SEの論理思考とビジネスの論理思考一歩先を行くSEの「頭の使い方」(4/5 ページ)

» 2005年06月16日 11時33分 公開
[山崎 将志(知識工房),ITmedia]

 3. 意見

 問いを設定したら、自分の意見を述べる。「遅れを挽回したいので、追加リソースがほしい」「もはや遅れの挽回は不可能なので、プロジェクト全体のスケジュールを見直す」などである。

 もしこの時点で、自分の意見がどうもしっくり来ないようであれば、論点(=問い)自体を見直したい。論点を見直しても、意見が変わらない場合には、その次の段階をチェックしたい。

 4.論拠

 次に、なぜそのような意見になるのか、論拠を述べねばならない。実は、この部分が論理的コミュニケーションに、最も重要な部分であり、根幹であると言ってもよい。
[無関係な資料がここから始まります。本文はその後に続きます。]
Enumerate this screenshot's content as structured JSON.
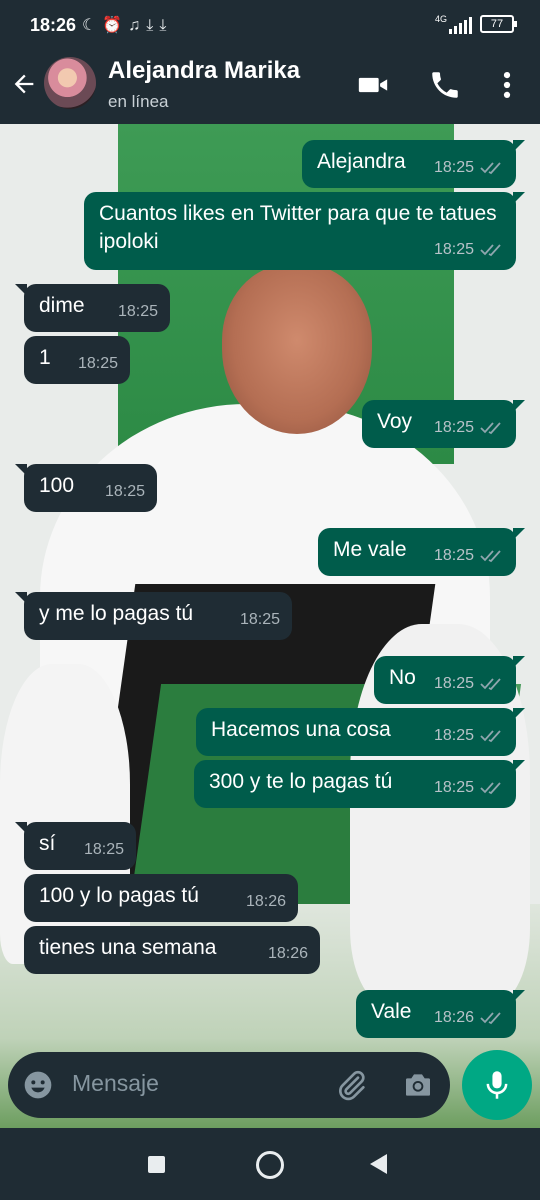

「追加リソースが欲しい」という意見に対して理由を述べるのであれば、

  • 明確な遅れの原因の提示(ライブラリが飛んだなど)
  • 前日のバックアップは取ってある
  • 最新版は、担当者のPCに保存されている
  • 差分の特定と入力に必要な工数が確保できれば、復旧可能といった根拠を示すのだ。

 納得の得やすい論拠には、以下2つの要件がある。

事実関係が明確なこと

 事実関係が曖昧だと、突っ込まれたときに対処できない。また、事実はできるだけ数字で示すことで、論拠の信頼性が増す。たとえば、データは○件、必要な工数は○人日、など可能な限り数字で示すべきである。

論拠に「抜けモレ」がないこと

 「どうも全体像が見えない」「自分の心配事について触れていない」と感じると、聞き手は直ちに話に疑いを持ち始める。議論になりそうなポイントについては、可能な限り網羅しておきたいものである。

 5.相手にとっての意味合い

 だれしも、自分と無関係な話には興味を持たないものである。本当に関係ないならよいが、一見関係ないように聞こえるが、実は大いに影響があるようなケースは、大きなトラブルに発展する可能性がある。
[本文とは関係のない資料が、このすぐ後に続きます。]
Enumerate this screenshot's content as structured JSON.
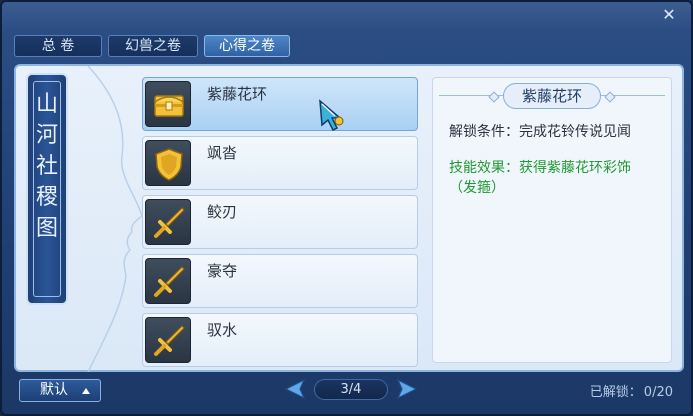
{
  "window": {
    "close_label": "✕"
  },
  "tabs": [
    {
      "label": "总 卷",
      "active": false
    },
    {
      "label": "幻兽之卷",
      "active": false
    },
    {
      "label": "心得之卷",
      "active": true
    }
  ],
  "scroll_banner": {
    "chars": [
      "山",
      "河",
      "社",
      "稷",
      "图"
    ]
  },
  "items": [
    {
      "name": "紫藤花环",
      "icon": "treasure-chest-icon",
      "selected": true
    },
    {
      "name": "飒沓",
      "icon": "shield-icon",
      "selected": false
    },
    {
      "name": "鲛刃",
      "icon": "sword-icon",
      "selected": false
    },
    {
      "name": "豪夺",
      "icon": "sword-icon",
      "selected": false
    },
    {
      "name": "驭水",
      "icon": "sword-icon",
      "selected": false
    }
  ],
  "detail": {
    "title": "紫藤花环",
    "unlock_label": "解锁条件：",
    "unlock_value": "完成花铃传说见闻",
    "effect_text": "技能效果：获得紫藤花环彩饰（发箍）"
  },
  "bottom": {
    "default_label": "默认",
    "page": "3/4",
    "unlocked_label": "已解锁：",
    "unlocked_value": "0/20"
  },
  "colors": {
    "effect": "#1f9a32",
    "accent": "#2f62a4"
  }
}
 先ほどのケースでも、もしクライアントに何らかのアクションをとってもらう必要があれば、それを明示しなければならない。「お宅で何とかする話でしょ」と受け取られ、実際にそれで済めばよいのだが、ユーザーテストのスケジュール変更などの影響がある場合は、きちんとお願いしなければならない。
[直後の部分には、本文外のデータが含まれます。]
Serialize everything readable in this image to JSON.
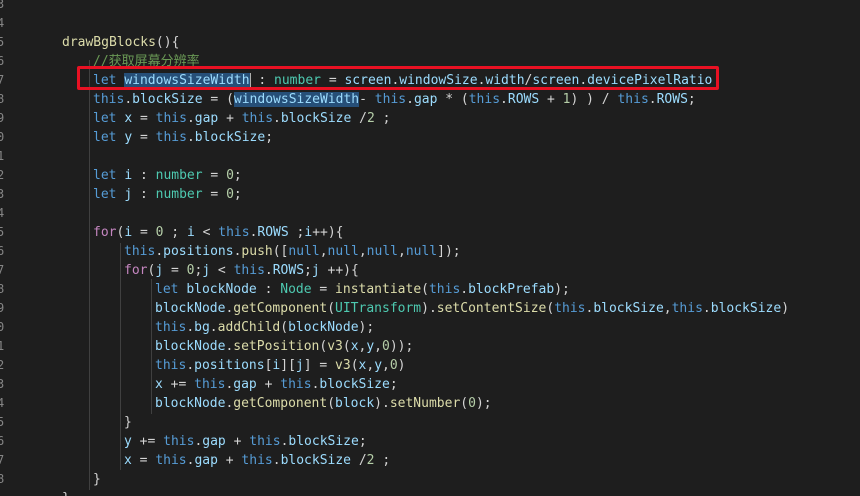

 必ず相手に対する影響は、規模、良し悪しを問わず、必ず考慮しなければならないポイントである。

 以上、論理的コミュニケーションの5つの要素を簡単に説明した。これらのポイントは、あらゆるビジネス・コミュニケーションに有効である。

 「論理的」で「知的」なビジネスパーソンとして、周りの人からの信頼を一層高めるため、是非、チェックリスト的に活用していただきたい。